FLOWR.root: A flow matching based foundation model for joint multi-purpose structure-aware 3D ligand generation and affinity prediction
Julian Cremer, Tuan Le, Mohammad M. Ghahremanpour, Emilia Sługocka, Filipe Menezes, Djork-Arné Clevert
TL;DR
Flowr.root introduces a $SE(3)$-equivariant flow-matching foundation model that jointly learns protein-pocket structure, ligand geometry, and binding affinity, enabling pocket-conditioned 3D ligand generation with confidence estimation. It deploys a three-stage training pipeline—large-scale pretraining, high-fidelity fine-tuning, and project-specific adaptation—and supports de novo, interaction-guided, and fragment-based generation with inference-time steering via importance sampling to bias toward higher potency. The model achieves state-of-the-art performance in unconditional and pocket-conditioned generation across multiple benchmarks and demonstrates robust affinity predictions for $pIC_{50}$, $pK_i$, $pK_d$, and $pEC_{50}$, while aligning well with quantum-mechanical validation in case studies.
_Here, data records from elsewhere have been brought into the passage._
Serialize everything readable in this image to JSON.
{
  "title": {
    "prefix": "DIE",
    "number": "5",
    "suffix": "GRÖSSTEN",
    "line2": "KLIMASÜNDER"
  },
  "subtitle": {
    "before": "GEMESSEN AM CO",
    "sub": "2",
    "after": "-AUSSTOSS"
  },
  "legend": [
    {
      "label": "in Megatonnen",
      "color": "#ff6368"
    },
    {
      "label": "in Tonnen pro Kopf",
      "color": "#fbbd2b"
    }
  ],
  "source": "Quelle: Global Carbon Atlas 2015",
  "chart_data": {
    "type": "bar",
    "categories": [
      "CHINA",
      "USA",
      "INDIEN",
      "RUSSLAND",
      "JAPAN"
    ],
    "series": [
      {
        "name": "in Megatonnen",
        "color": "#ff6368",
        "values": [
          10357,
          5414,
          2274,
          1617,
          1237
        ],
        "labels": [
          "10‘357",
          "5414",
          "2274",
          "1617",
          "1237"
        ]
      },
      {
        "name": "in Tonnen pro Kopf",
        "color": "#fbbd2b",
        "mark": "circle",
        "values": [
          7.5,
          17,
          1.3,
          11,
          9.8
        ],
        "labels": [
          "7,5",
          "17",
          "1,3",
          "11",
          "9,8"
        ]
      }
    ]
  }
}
This integrated framework offers a practical, adaptable foundation for structure-based drug design, capable of continuous refinement with project data, though it relies on pocket quality and high-fidelity affinity data and benefits from targeted fine-tuning for new SAR landscapes.
Abstract
We present FLOWR:root, an equivariant flow-matching model for pocket-aware 3D ligand generation with joint binding affinity prediction and confidence estimation. The model supports de novo generation, pharmacophore-conditional sampling, fragment elaboration, and multi-endpoint affinity prediction (pIC50, pKi, pKd, pEC50). Training combines large-scale ligand libraries with mixed-fidelity protein-ligand complexes, followed by refinement on curated co-crystal datasets and parameter-efficient finetuning for project-specific adaptation. FLOWR:root achieves state-of-the-art performance in unconditional 3D molecule generation and pocket-conditional ligand design, producing geometrically realistic, low-strain structures. The integrated affinity prediction module demonstrates superior accuracy on the SPINDR test set and outperforms recent models on the Schrodinger FEP+/OpenFE benchmark with substantial speed advantages. As a foundation model, FLOWR:root requires finetuning on project-specific datasets to account for unseen structure-activity landscapes, yielding strong correlation with experimental data. Joint generation and affinity prediction enable inference-time scaling through importance sampling, steering molecular design toward higher-affinity compounds. Case studies validate this: selective CK2$α$ ligand generation against CLK3 shows significant correlation between predicted and quantum-mechanical binding energies, while ER$α$, TYK2 and BACE1 scaffold elaboration demonstrates strong agreement with QM calculations. By integrating structure-aware generation, affinity estimation, and property-guided sampling, FLOWR:root provides a comprehensive foundation for structure-based drug design spanning hit identification through lead optimization.